Dès l’alerte donnée au sein de l’usine, le directeur technique Roger Loaëc et son équipe avaient démarré une procédure d’arrêt de l’écoulement et pris les dispositions pour limiter les conséquences. La rivière, longue de 5 km, se déverse dans l’Aber-Benoit, et des alevins et poissons morts ont été repérés par les gendarmes et les pompiers lors de leurs investigations.
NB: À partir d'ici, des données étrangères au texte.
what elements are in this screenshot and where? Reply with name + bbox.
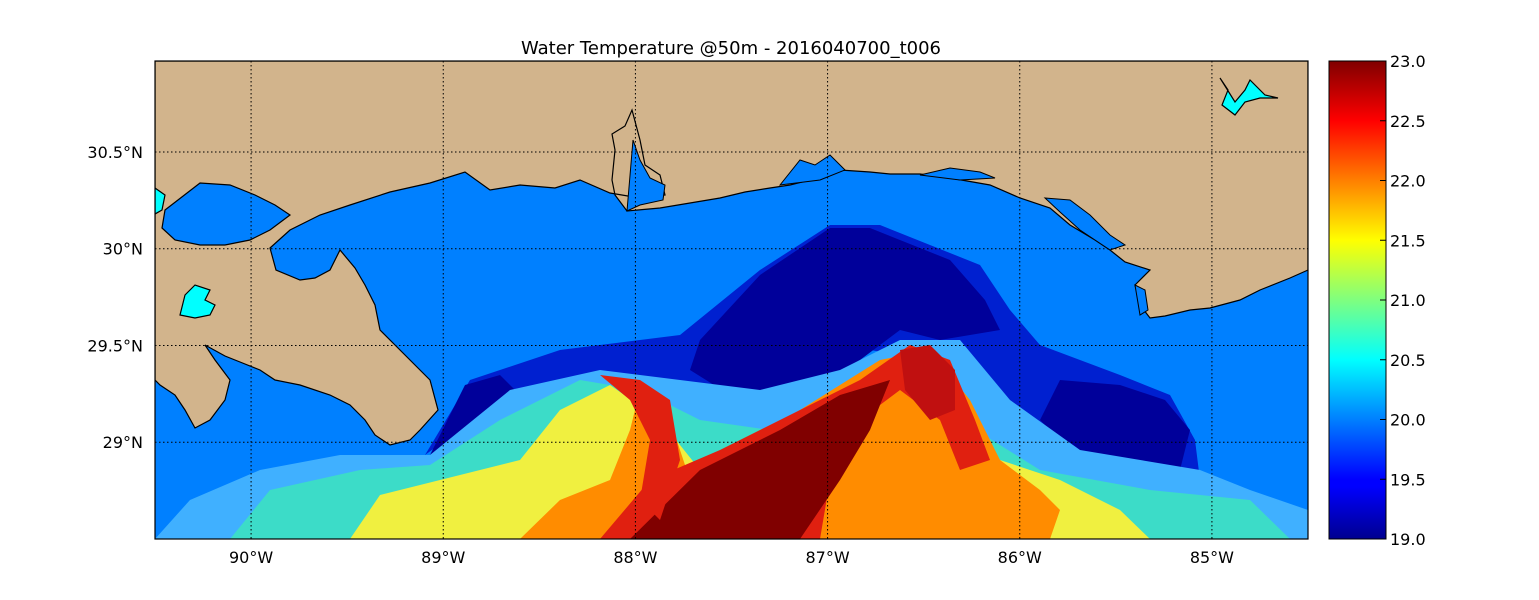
cold-water-east: [1040, 380, 1190, 470]
map-panel: [155, 61, 1308, 539]
temperature-field: [155, 225, 1308, 539]
coldest-water-region: [690, 228, 1000, 395]
colorbar-tick-labels: 19.0 19.5 20.0 20.5 21.0 21.5 22.0 22.5 23.0: [1380, 52, 1426, 549]
longitude-tick-label: 85°W: [1190, 548, 1234, 567]
longitude-tick-label: 87°W: [805, 548, 849, 567]
latitude-tick-label: 30°N: [103, 240, 143, 259]
lake-maurepas: [179, 284, 216, 319]
colorbar-tick-label: 20.0: [1390, 411, 1426, 430]
longitude-tick-label: 86°W: [998, 548, 1042, 567]
colorbar-tick-label: 21.5: [1390, 231, 1426, 250]
graticule: [155, 61, 1308, 539]
pensacola-bay: [778, 154, 846, 186]
cold-water-west: [430, 375, 520, 455]
latitude-tick-label: 30.5°N: [87, 143, 143, 162]
longitude-tick-label: 90°W: [229, 548, 273, 567]
colorbar-tick-label: 20.5: [1390, 351, 1426, 370]
longitude-tick-label: 88°W: [613, 548, 657, 567]
warm-eddy-west: [600, 375, 680, 520]
lake-northeast: [1219, 77, 1279, 116]
mobile-bay: [626, 139, 666, 212]
longitude-tick-label: 89°W: [421, 548, 465, 567]
latitude-tick-labels: 29°N 29.5°N 30°N 30.5°N: [87, 143, 143, 452]
colorbar-tick-label: 21.0: [1390, 291, 1426, 310]
latitude-tick-label: 29.5°N: [87, 336, 143, 355]
colorbar-tick-label: 23.0: [1390, 52, 1426, 71]
longitude-tick-labels: 90°W 89°W 88°W 87°W 86°W 85°W: [229, 548, 1234, 567]
colorbar-tick-label: 19.0: [1390, 530, 1426, 549]
choctawhatchee-bay: [919, 167, 996, 181]
map-frame: [154, 60, 1309, 540]
lake-pontchartrain-basin: [161, 182, 292, 246]
colorbar-tick-label: 22.0: [1390, 172, 1426, 191]
colorbar-tick-label: 22.5: [1390, 112, 1426, 131]
warm-eddy-core: [900, 345, 955, 420]
map-title: Water Temperature @50m - 2016040700_t006: [521, 38, 941, 59]
lake-west-edge: [155, 187, 166, 215]
loop-current-core: [630, 380, 890, 539]
colorbar-tick-label: 19.5: [1390, 470, 1426, 489]
cape-san-blas: [1134, 284, 1149, 316]
st-andrews-bay: [1043, 197, 1127, 251]
colorbar-gradient: [1328, 60, 1387, 540]
colorbar: 19.0 19.5 20.0 20.5 21.0 21.5 22.0 22.5 23.0: [1328, 52, 1426, 549]
latitude-tick-label: 29°N: [103, 433, 143, 452]
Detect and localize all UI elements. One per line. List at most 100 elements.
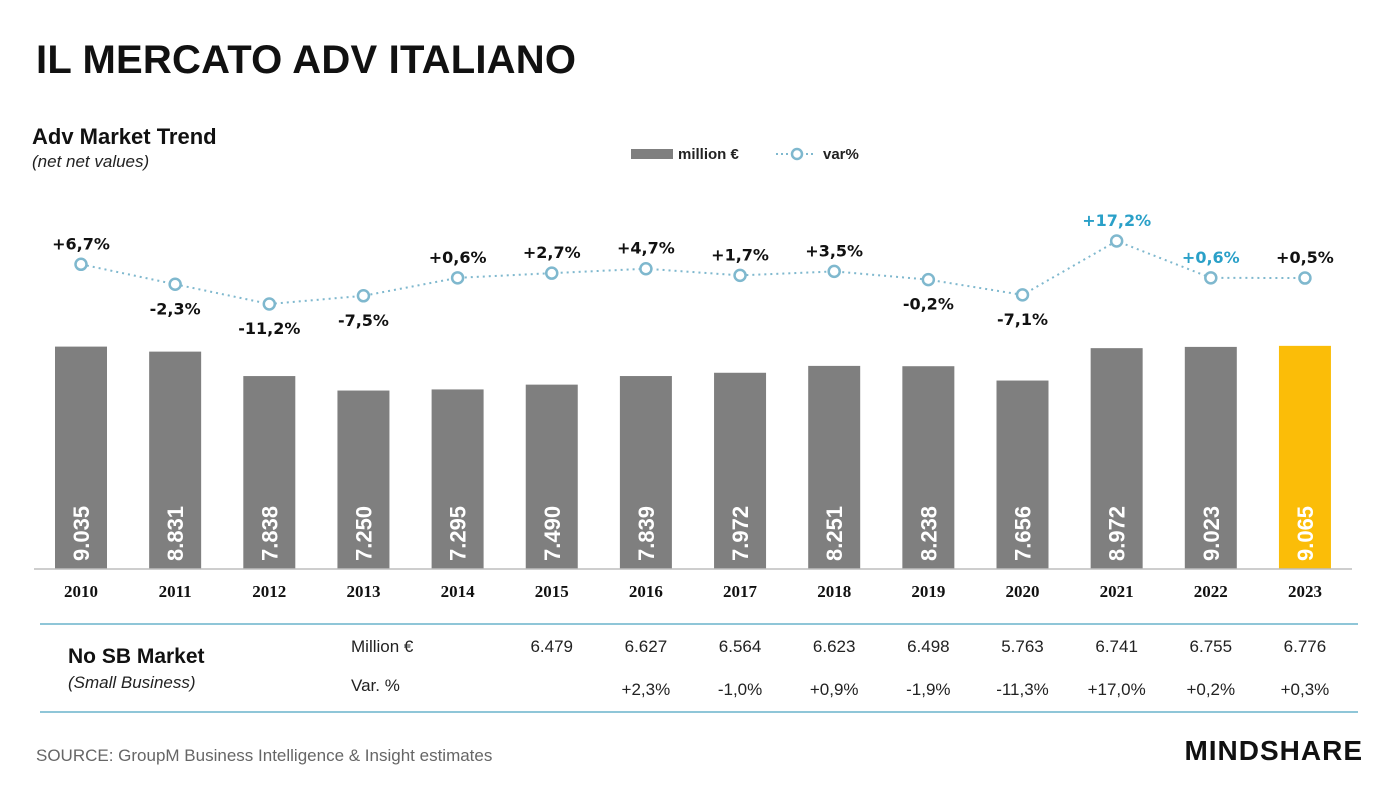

Des prélèvements ont été effectués et envoyés au Cedre, à Brest. « Nous allons faire venir demain matin (NDLR : aujourd’hui) un véhicule spécialisé pour le pompage », expliquait sur place Roger Loaëc. Parallèlement, les services techniques de la commune vont tenter d’isoler une partie de la pollution.
Pêche interdite
Des arrêtés municipaux ont été pris à Lannilis et Tréglonou, les deux communes riveraines, pour interdire la pêche. Il est bien entendu déconseillé de récolter du cresson dans la rivière et les contacts avec l’eau sont à exclure, même si la préfecture du Finistère n’a pris, pour le moment, aucun arrêté en ce sens. Trois entreprises ostréicoles se situent en aval de la rivière polluée. Les trois ostréiculteurs concernés ont annoncé que leur intervention se limitait, pour le moment, à « un principe de précaution », mais qu’ils entendaient « rester vigilants ».